A female longhorned tick does not need a male to reproduce, and a single female can lay around 2,000 eggs, enough to establish a tick population in a new location, according to the U.S. Department of Agriculture. The poppy seed–sized tick can grow to the size of a pea when fully engorged with blood. If too many ticks attach to one animal, they can suck enough blood to cause anemia and even death in livestock.
The ticks also feed on humans, pets, small mammals, and birds. In other countries these arachnids have transmitted both bacterial and viral diseases to humans and animals, but so far experts have not found longhorned ticks in the United States carrying any infectious pathogens.
Scientists do not know how this tick spread to the United States, but the USDA said it likely hitched a ride on pets, horses, livestock, or humans entering the United States. —J.B.
As the spread of antibiotic-resistant bacteria continues to present a global threat, scientists are racing to find a way to treat these frightening pathogens. Good news: Researchers recently discovered that combining two drugs can restore the efficacy of both drugs against a superbug.
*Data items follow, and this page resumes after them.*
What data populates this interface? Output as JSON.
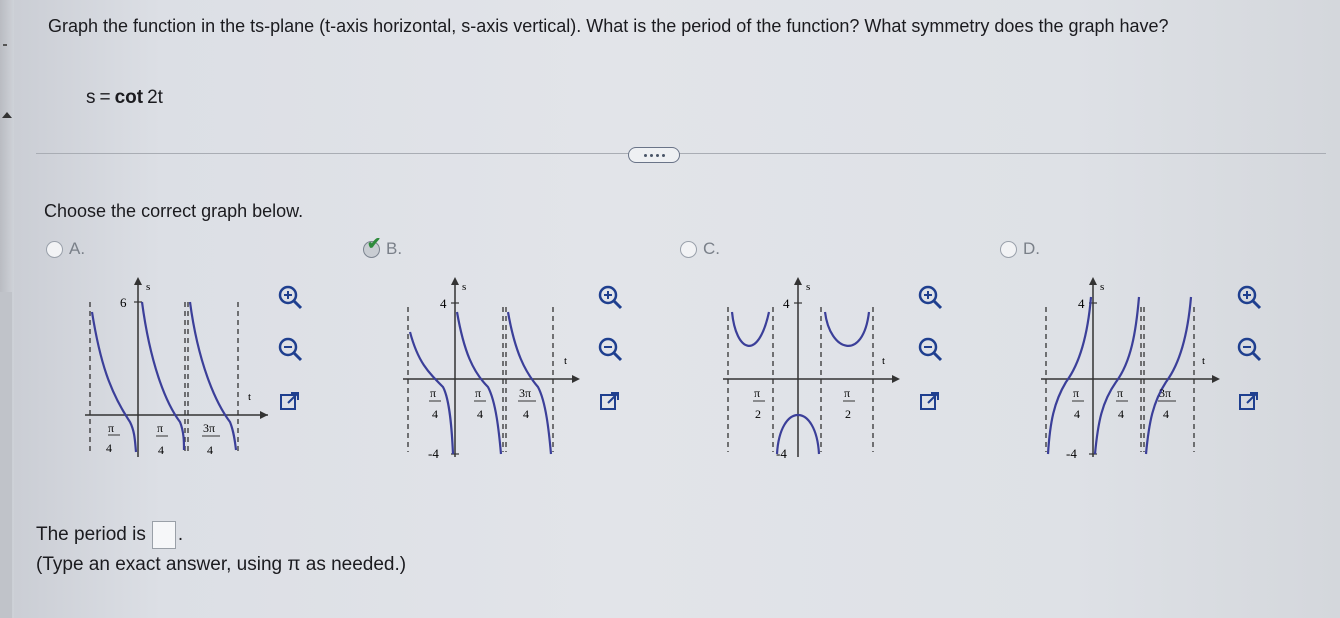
{
  "question": {
    "text": "Graph the function in the ts-plane (t-axis horizontal, s-axis vertical). What is the period of the function? What symmetry does the graph have?",
    "formula_lhs": "s",
    "formula_eq": "=",
    "formula_fn": "cot",
    "formula_arg": "2t"
  },
  "prompt": "Choose the correct graph below.",
  "options": [
    {
      "letter": "A.",
      "selected": false
    },
    {
      "letter": "B.",
      "selected": true
    },
    {
      "letter": "C.",
      "selected": false
    },
    {
      "letter": "D.",
      "selected": false
    }
  ],
  "graphs": {
    "A": {
      "s_tick": "6",
      "s_label": "s",
      "t_label": "t",
      "x_ticks": [
        {
          "num": "π",
          "den": "4",
          "neg": true
        },
        {
          "num": "π",
          "den": "4"
        },
        {
          "num": "3π",
          "den": "4"
        }
      ]
    },
    "B": {
      "s_tick_top": "4",
      "s_tick_bottom": "-4",
      "s_label": "s",
      "t_label": "t",
      "x_ticks": [
        {
          "num": "π",
          "den": "4",
          "neg": true
        },
        {
          "num": "π",
          "den": "4"
        },
        {
          "num": "3π",
          "den": "4"
        }
      ]
    },
    "C": {
      "s_tick_top": "4",
      "s_tick_bottom": "-4",
      "s_label": "s",
      "t_label": "t",
      "x_ticks": [
        {
          "num": "π",
          "den": "2",
          "neg": true
        },
        {
          "num": "π",
          "den": "2"
        }
      ]
    },
    "D": {
      "s_tick_top": "4",
      "s_tick_bottom": "-4",
      "s_label": "s",
      "t_label": "t",
      "x_ticks": [
        {
          "num": "π",
          "den": "4",
          "neg": true
        },
        {
          "num": "π",
          "den": "4"
        },
        {
          "num": "3π",
          "den": "4"
        }
      ]
    }
  },
  "tools": {
    "zoom_in": "zoom-in-icon",
    "zoom_out": "zoom-out-icon",
    "popout": "open-new-window-icon"
  },
  "period": {
    "label": "The period is",
    "end": ".",
    "hint": "(Type an exact answer, using π as needed.)"
  },
  "colors": {
    "curve": "#3b3f99",
    "accent_check": "#2e8b3c",
    "tool_icon": "#1f3f8f"
  }
}
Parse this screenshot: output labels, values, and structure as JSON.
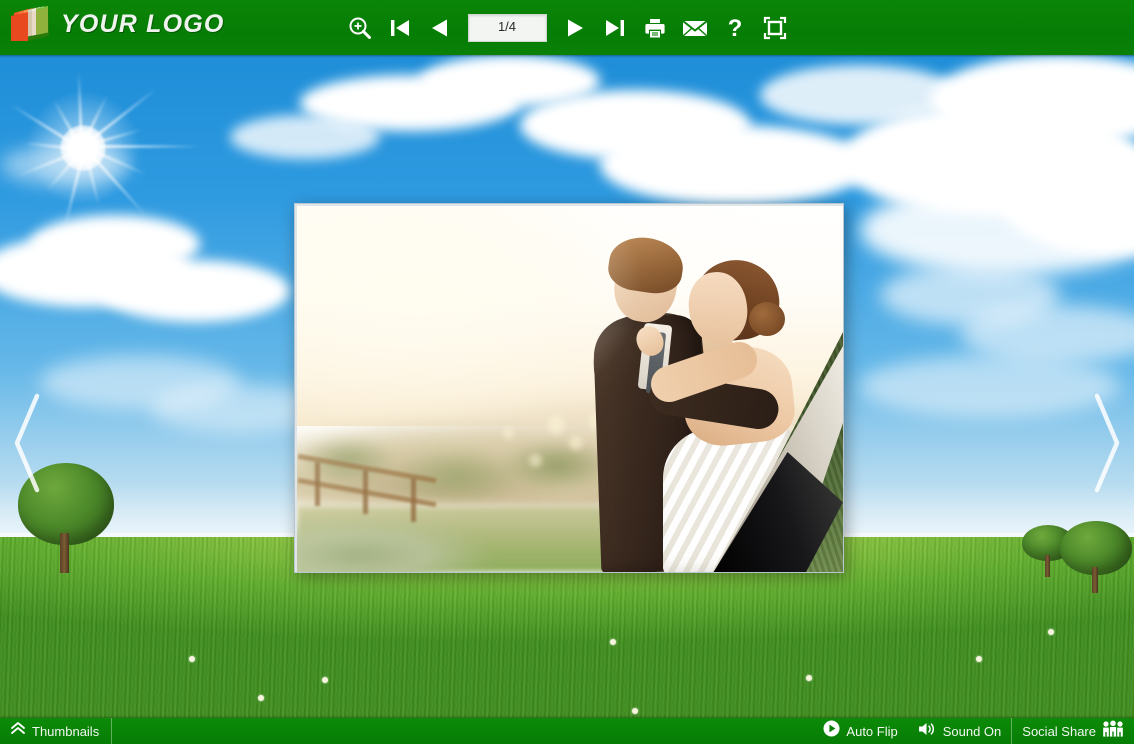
{
  "app": {
    "logo_text": "YOUR LOGO",
    "logo_icon": "book-folder-logo-icon",
    "brand_green": "#0a8006",
    "sky_blue": "#2e9ae0",
    "grass_green": "#5fae2c"
  },
  "toolbar": {
    "zoom_in_label": "Zoom In",
    "first_page_label": "First Page",
    "previous_page_label": "Previous Page",
    "page_value": "1/4",
    "page_placeholder": "1/4",
    "next_page_label": "Next Page",
    "last_page_label": "Last Page",
    "print_label": "Print",
    "email_label": "Email",
    "help_label": "Help",
    "fullscreen_label": "Full Screen",
    "icons": [
      "zoom-in-icon",
      "first-page-icon",
      "previous-page-icon",
      "next-page-icon",
      "last-page-icon",
      "printer-icon",
      "envelope-icon",
      "question-mark-icon",
      "fullscreen-icon"
    ]
  },
  "navigation": {
    "prev_arrow_label": "Previous",
    "next_arrow_label": "Next",
    "prev_icon": "chevron-left-icon",
    "next_icon": "chevron-right-icon"
  },
  "book": {
    "current_page": 1,
    "total_pages": 4,
    "page_content_description": "Wedding photo of a couple embracing at sunset",
    "corner_curl": true
  },
  "bottom_bar": {
    "thumbnails_label": "Thumbnails",
    "thumbnails_icon": "double-chevron-up-icon",
    "auto_flip_label": "Auto Flip",
    "auto_flip_icon": "play-circle-icon",
    "sound_label": "Sound On",
    "sound_icon": "speaker-on-icon",
    "social_share_label": "Social Share",
    "social_share_icon": "people-group-icon"
  }
}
Researchers are particularly concerned about certain types of bacteria that have become resistant to Colistin, considered the antibiotic of last resort. But the new research found that using Colistin in combination with certain other drugs, even drugs that by themselves do not affect Colistin-resistant bacteria, can cause both drugs to become lethal to the microbe. “It was remarkable to see two drugs, each of which is inactive on its own against these bacteria, inhibiting them in combination,” Thea Brennan-Krohn, one of the researchers, said in a statement.
Combination therapy may allow doctors to use lower doses of drugs to avoid side effects and slow the development of further antibiotic resistance. —J.B.
An ancient Egyptian tomb housed a 3,300-year-old blob of cheese, the oldest ever discovered, according to a study recently published in the journal Analytical Chemistry.
In 1885, archaeologists unearthed the tomb of Ptahmes, the Egyptian mayor of Memphis during the 13th century B.C. The site later became buried under drifting sands, but scientists rediscovered it in 2010. A few years later, experts uncovered broken jars at the site, one containing a solidified white mass with a canvas fabric that the ancient people likely used to preserve the contents.
Chemical analysis showed the cheesy substance contained cow and sheep or goats milk. The well-aged delicacy did not tempt anyone to nibble, however—the study also showed it was contaminated with Brucella melitensis, a bacterium that causes brucellosis, a potentially deadly infection that spreads from animals to people, most often via unpasteurized dairy products. —J.B.